# Trademark Lightning Yellow or Amber



## MyIowagirl (Jan 25, 2013)

I have a couple of color questions.  I only have two amber jars and they are very different color.  I've been told this Lightning may be yellow amber or even yellow.  What's your opinion?  I realize that lighting and monitors make a big difference in color.


----------



## MNJars (Jan 25, 2013)

I'd call it a honey amber - and a nice one at that!  You would see no hint of brown or orange in a true yellow.


----------



## MyIowagirl (Jan 25, 2013)

I actually called the Globe orange amber, but maybe it's just amber?  And the Lightning yellow amber.  But I guess if I like them it doesn't matter.[]


----------



## MNJars (Jan 25, 2013)

I guess my point was that it isn't just yellow.  Yellow amber is a fair description I would say.


----------



## deenodean (Jan 25, 2013)

Hi Jane, go to this website..   http://www.hoosierjar.com/  , the last jar on the page is TEAL. Go to the color guide on the left , then put your jar up to the screen and compare. This is the truest online color guide I have seen. Many people interpret colors differently , especially the color PUCE !!  Impressive collection you have there, thanks for sharing!


----------



## MyIowagirl (Jan 25, 2013)

Thank you.  I have been collecting for years actually, took a break for a few years and sold most of my commons.  But couldn't resist the urge to get them out again and enjoy them.


----------



## botlguy (Jan 25, 2013)

On my monitor the GLOBE looks spot on for its typical color (Orangeish Amber) so I would call the LIGHTNING:  Light Amber with Yellow undertones. 
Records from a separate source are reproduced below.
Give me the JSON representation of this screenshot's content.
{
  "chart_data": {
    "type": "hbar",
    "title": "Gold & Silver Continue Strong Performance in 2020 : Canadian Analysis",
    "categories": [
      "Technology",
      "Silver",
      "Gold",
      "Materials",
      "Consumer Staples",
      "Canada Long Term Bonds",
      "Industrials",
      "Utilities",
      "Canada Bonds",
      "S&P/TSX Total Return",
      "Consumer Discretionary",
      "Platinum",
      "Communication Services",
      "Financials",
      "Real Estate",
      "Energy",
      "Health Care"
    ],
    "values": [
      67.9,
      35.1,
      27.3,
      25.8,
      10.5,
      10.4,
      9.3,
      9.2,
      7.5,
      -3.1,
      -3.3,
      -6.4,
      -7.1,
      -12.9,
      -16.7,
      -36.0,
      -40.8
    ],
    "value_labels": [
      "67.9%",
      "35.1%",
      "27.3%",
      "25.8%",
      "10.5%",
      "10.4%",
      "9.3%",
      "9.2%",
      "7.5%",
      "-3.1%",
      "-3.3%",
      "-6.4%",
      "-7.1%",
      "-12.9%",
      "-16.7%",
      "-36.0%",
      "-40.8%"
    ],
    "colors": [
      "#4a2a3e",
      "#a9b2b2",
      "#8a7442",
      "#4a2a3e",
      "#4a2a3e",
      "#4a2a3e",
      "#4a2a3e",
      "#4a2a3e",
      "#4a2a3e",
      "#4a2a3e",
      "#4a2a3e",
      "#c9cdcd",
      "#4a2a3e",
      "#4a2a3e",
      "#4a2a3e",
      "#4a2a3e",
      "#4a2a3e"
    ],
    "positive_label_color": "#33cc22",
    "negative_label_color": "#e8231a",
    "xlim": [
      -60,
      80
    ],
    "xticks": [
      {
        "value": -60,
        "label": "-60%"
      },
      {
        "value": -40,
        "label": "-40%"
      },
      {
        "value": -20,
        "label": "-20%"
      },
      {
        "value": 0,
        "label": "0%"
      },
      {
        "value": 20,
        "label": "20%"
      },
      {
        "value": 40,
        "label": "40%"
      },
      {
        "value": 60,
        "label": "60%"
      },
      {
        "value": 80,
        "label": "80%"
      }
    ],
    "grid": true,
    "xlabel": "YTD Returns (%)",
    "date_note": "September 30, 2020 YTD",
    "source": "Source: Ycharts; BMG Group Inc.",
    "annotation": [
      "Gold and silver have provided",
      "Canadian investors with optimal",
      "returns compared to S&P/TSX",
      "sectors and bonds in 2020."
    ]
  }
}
 Now that sounds like nit picking but if you're going to collect a full array of LIGHTNING jars you will need to. The number of color and shade variations is almost infinite. I really admire LIGHTNING jars.


----------



## epackage (Jan 25, 2013)

I'd call it honey amber and amber, kinda like this pair...


----------



## TwistedTea12 (Jan 26, 2013)

I love these I'm gonna find a nice example sometime for a shelf piece... I found a clear Putnam one with the glass lid but I figured I would wait and find one I liked a bit more.. It was pretty cool though it said Lightning Patent 1858 and Putnam on the base


----------



## jskirk (Jan 26, 2013)

here is my best one next to an amber, kinda olive yellow.


----------